Conviene insistir en la importancia de cultivar una humilde autoestima, no sólo porque es una de las mejores vías para combatir los problemas derivados del orgullo, sino también porque es un requisito indispensable para mejorar la calidad del cariño que tenemos a las personas.

Si el afecto que tenemos a nuestros seres queridos no nos proporciona felicidad es porque nuestro amor es de baja calidad. Nada nos otorga tanta felicidad como el amor de alta calidad. Sin duda, el bienestar material contribuye algo a nuestra felicidad, pero el grado más alto de dicha proviene de dar y de recibir cariño a los demás. A esa conclusión llegó un especialista de la Universidad de Róterdam que había inventariado más de seis mil trabajos sobre esta cuestión. El estudio destacaba que las personas con menores ingresos mostraban un nivel de satisfacción más alto.

En el amor, «lo esencial no es gozar, sino compartir», y quien comparte goza más. El egoísta busca poseer y siempre está insatisfecho. En cambio, quien no busca el propio provecho sino el bien de la persona que ama, experimenta un inesperado gozo cada vez que lo logra.
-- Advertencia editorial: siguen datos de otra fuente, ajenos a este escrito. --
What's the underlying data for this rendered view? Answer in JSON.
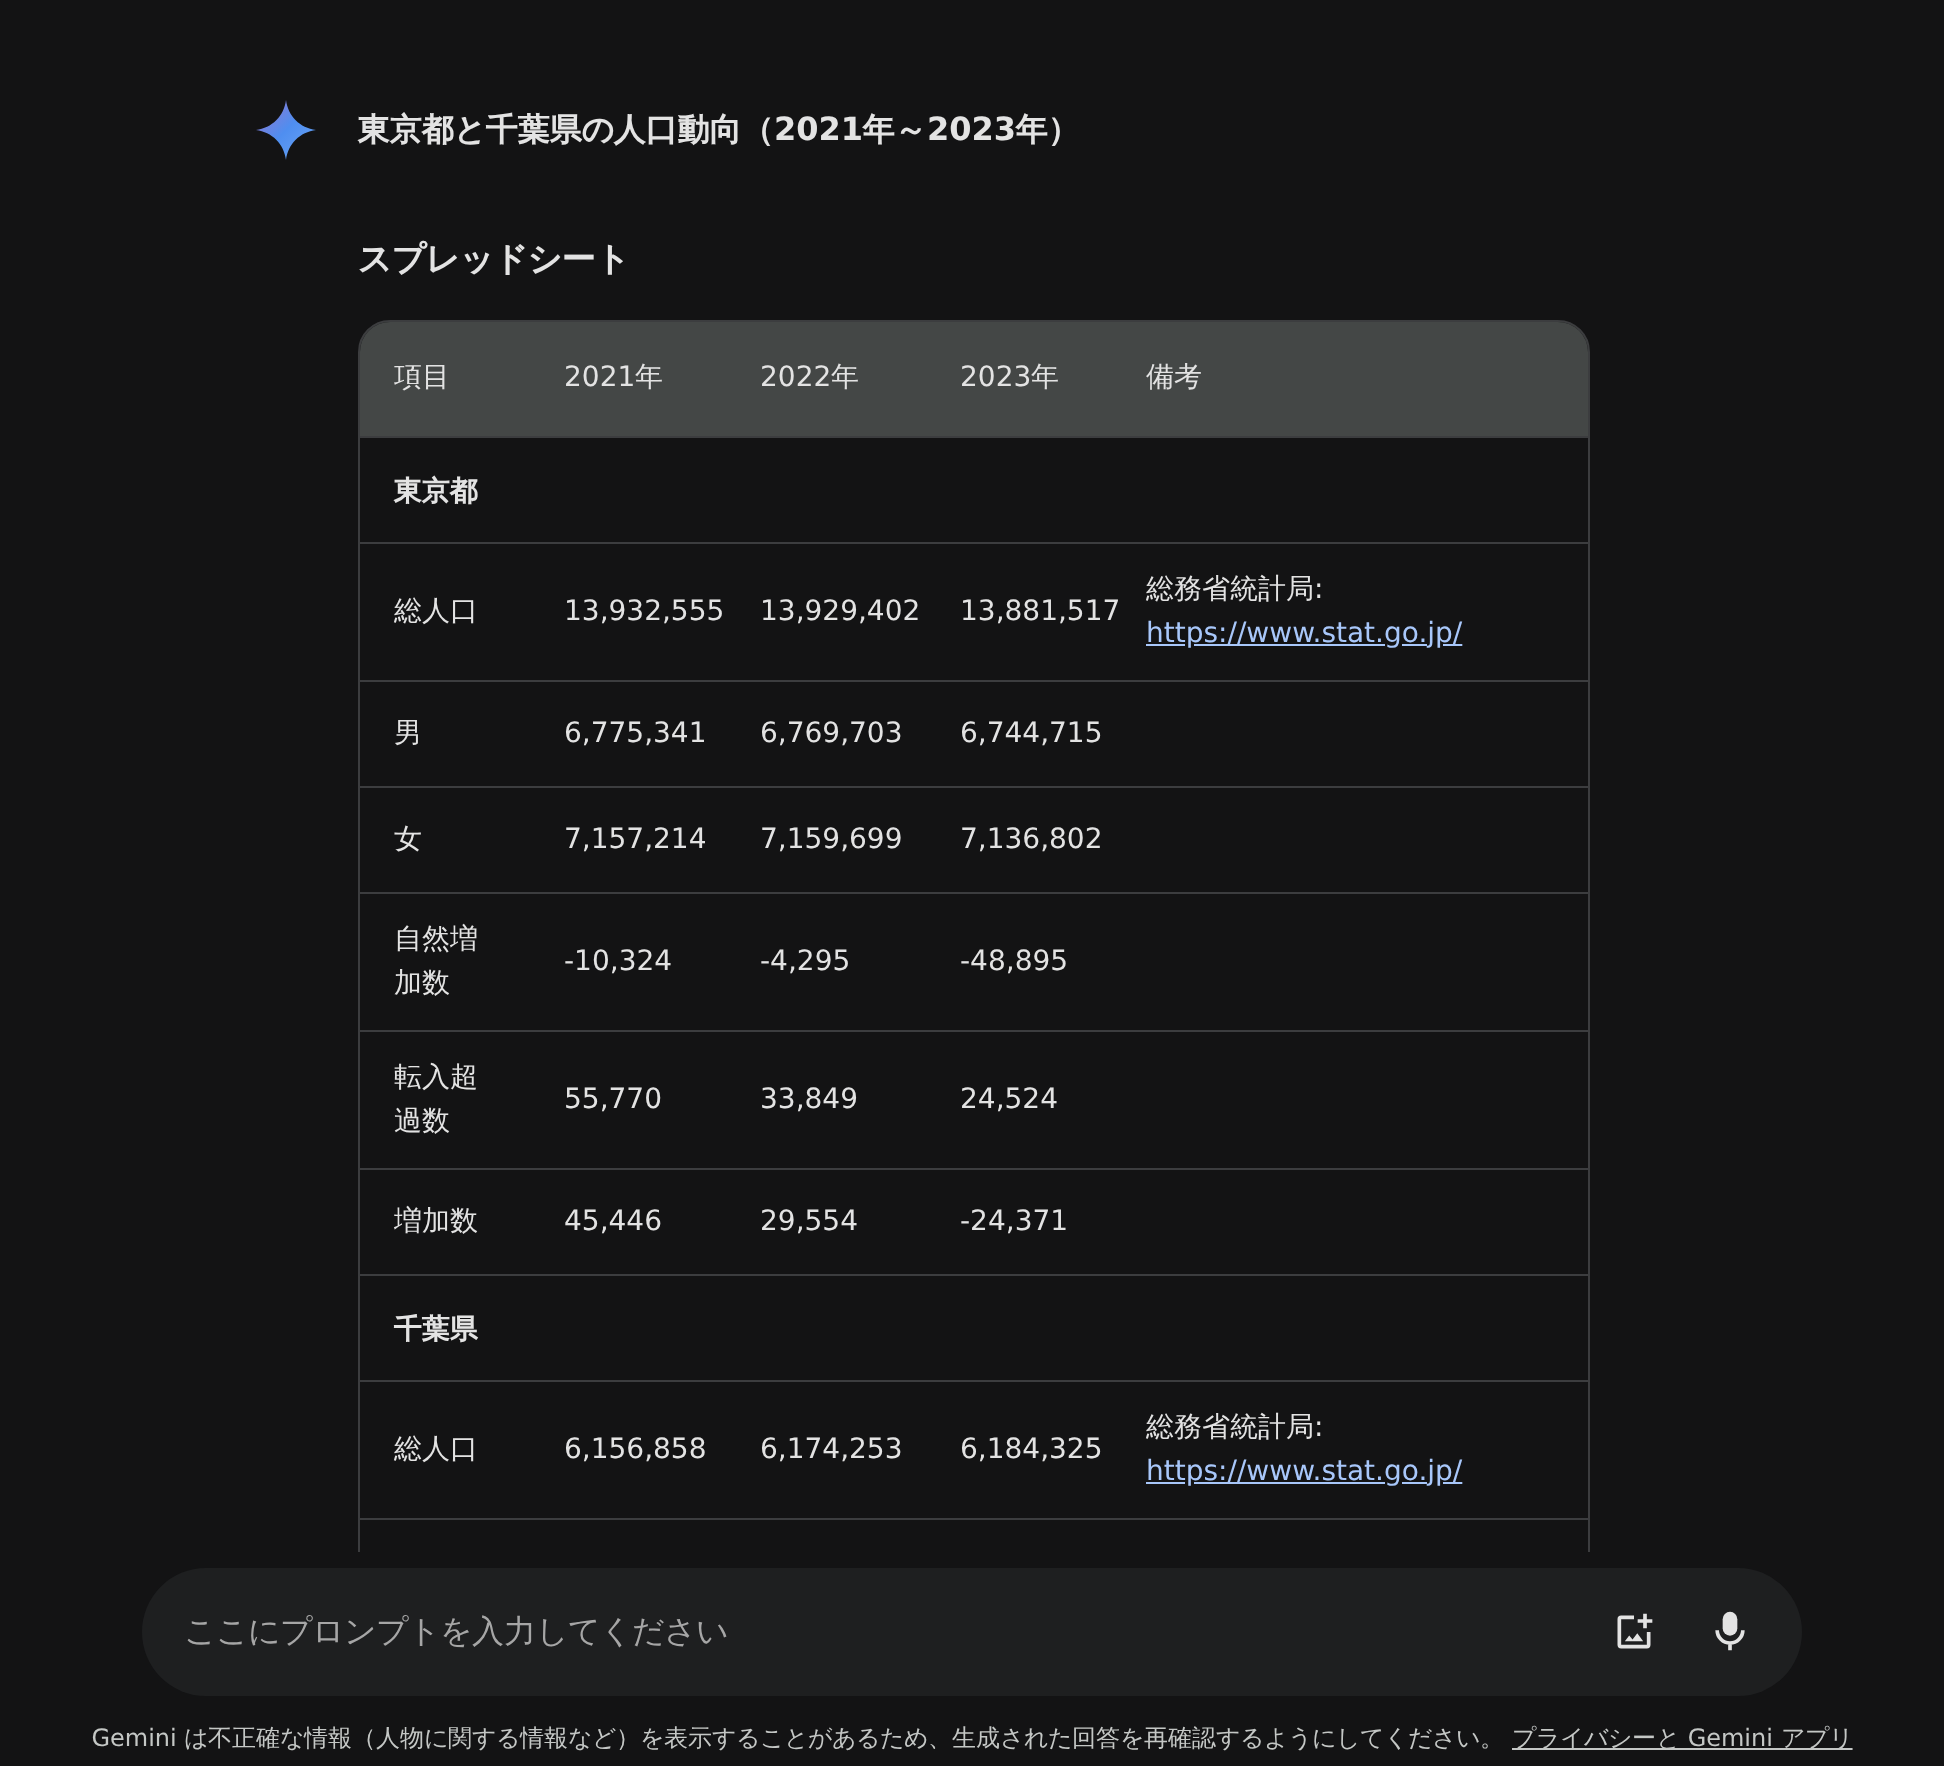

Y si esa calidad de amor es recípro pues entonces se produce una sorprendente espiral que da lugar a insospechados niveles de felicidad.

El primer requisito para conseguir una relación de amor es la confianza, pues conlleva «poner todo lo propio en manos de alguien querido en quien confiamos plenamente». El cariño auténtico se asienta sobre una base de mutua confianza y culmina, a través de la entrega recíproca, con la unión entre los amantes. Si uno de ellos da el otro recibe. Por tanto, la unión amorosa sólo es posible si ambos son capaces de dar y de recibir. Sin ese don recíproco, todo quedaría a mitad de camino y no sería posible llegar a esa íntima unión en la que dos corazones laten al unísono y dos almas se funden en una.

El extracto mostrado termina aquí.